Voting was smooth at the Hopi voting locations. Shupla said the U.S. Department of Justice planned to check up on the polls to see how it was going.

Ivan Sidney, community service administrator at First Mesa Consolidated Villages, whose office is next to the voting location in Polacca, said turnout was strong right after the polls opened at 6 a.m. when he cast his vote. He said it was sporadic after that.

The polling location at Kykotsmovi had an influx of early voters Tuesday because it is across the street from the government complex. The tribal government workers were casting their votes before they went to work.

One confusion for some Hopi voters was that the vote for tribal council delegates in Kykotsmovi was Wednesday, the day after the U.S. midterm. Shupla said there was also some confusion on the Navajo Nation because tribal elections and U.S. elections were on the same day, but there were different ballots for each election.

Shupla said a lot of Hopi voters used the drop boxes to vote because they didn’t want to take time off work. She said turnout for the primary election was low on Hopi.

“That’s what Hopi does,” she said of the meager turnout.

Shupla encouraged Hopis to vote because election outcomes impact issues that are relevant in their daily lives, including Social Security and education.

Wadsworth said Proposition 209, which passed Tuesday and lowers the maximum interest rates on medical debt, is important because so many COVID-19 patients were sent off the reservation for treatment and the aftermath is medical debt. She said voting also impacts roads, which could be improved on Hopi.

Shupla said it seemed more men were coming out to vote this year. Hopi is a traditionally maternal society, and women make many of the decisions, so Hopi women are more likely than men to vote. She said she hopes voter turnout will increase among young Hopis, too.


View a carousel of photos from the 2022 Midterm election in Arizona here.


Desire for constitutional change

Alan Chavez, community service administrator at Walpi Village on Hopi, said he dropped his U.S. election ballot off early, but that he is more concerned about tribal elections.

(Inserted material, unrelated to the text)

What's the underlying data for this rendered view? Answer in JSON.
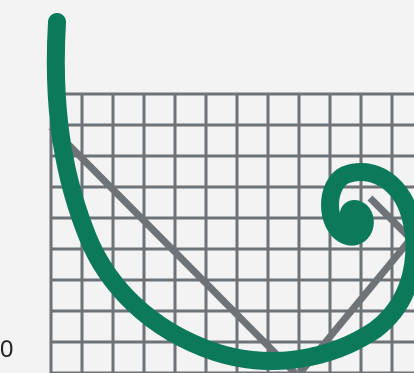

Chavez said he wants to see all tribal council delegates elected. Right now, some are appointed.

The Hopi Elections Office sent out a survey about whether the 1936 Hopi Constitution should be changed. But after Hopi Tribal Councilman Dale Sinquah sent a letter to the council opposing the survey, the survey was dropped.

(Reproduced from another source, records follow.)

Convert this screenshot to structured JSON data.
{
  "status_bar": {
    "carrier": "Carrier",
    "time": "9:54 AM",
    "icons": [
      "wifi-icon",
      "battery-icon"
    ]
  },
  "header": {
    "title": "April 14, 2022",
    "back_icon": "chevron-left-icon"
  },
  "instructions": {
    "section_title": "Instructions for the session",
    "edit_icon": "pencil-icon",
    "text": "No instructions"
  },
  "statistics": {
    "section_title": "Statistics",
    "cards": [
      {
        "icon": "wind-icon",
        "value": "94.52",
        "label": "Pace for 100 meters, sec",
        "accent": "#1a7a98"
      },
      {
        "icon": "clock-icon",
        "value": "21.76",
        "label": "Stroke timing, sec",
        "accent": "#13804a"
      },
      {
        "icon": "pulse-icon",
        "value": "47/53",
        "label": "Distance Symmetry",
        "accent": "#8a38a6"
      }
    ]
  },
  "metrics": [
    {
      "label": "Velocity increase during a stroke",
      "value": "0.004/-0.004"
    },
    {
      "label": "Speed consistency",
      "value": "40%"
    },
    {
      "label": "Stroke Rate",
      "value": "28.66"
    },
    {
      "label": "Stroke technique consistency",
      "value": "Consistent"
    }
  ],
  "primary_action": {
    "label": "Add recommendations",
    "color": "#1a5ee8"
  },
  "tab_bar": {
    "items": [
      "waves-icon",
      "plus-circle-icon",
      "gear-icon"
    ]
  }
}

Chavez said he would like to see the constitution changed because it was created by the federal Bureau of Indian Affairs, not the tribe. Chavez said he hoped that the survey would motivate a constitutional change, so all tribal councilors are elected.

“I support the survey because I want to be able to vote for Hopi Tribal Council,” Chavez said. “Any time we can have a voice and not have decisions made for us, then I’m for it.”

Voting in person, by mail or not at all

James Lomakema, who teaches social studies at Hopi Junior-Senior High School, said he cast his vote in person because that is what he normally does.

He talks to his classes about voting, he said, but tells the students it’s their choice.

His job is to have them study the issues and show them what the political parties stand for on those issues, he said.

Juwan Nuvayokva, a physical education teacher, said he mailed his vote in early and didn’t anticipate any problems.

Rick Baker, a cross country coach, said he voted in person, and he will be happy when the “mudslinging” advertisements are done.

Eric Morningstar, a security guard at Hopi High, said he didn’t vote because when Biden ran against Trump in the last election, he didn’t like the choices.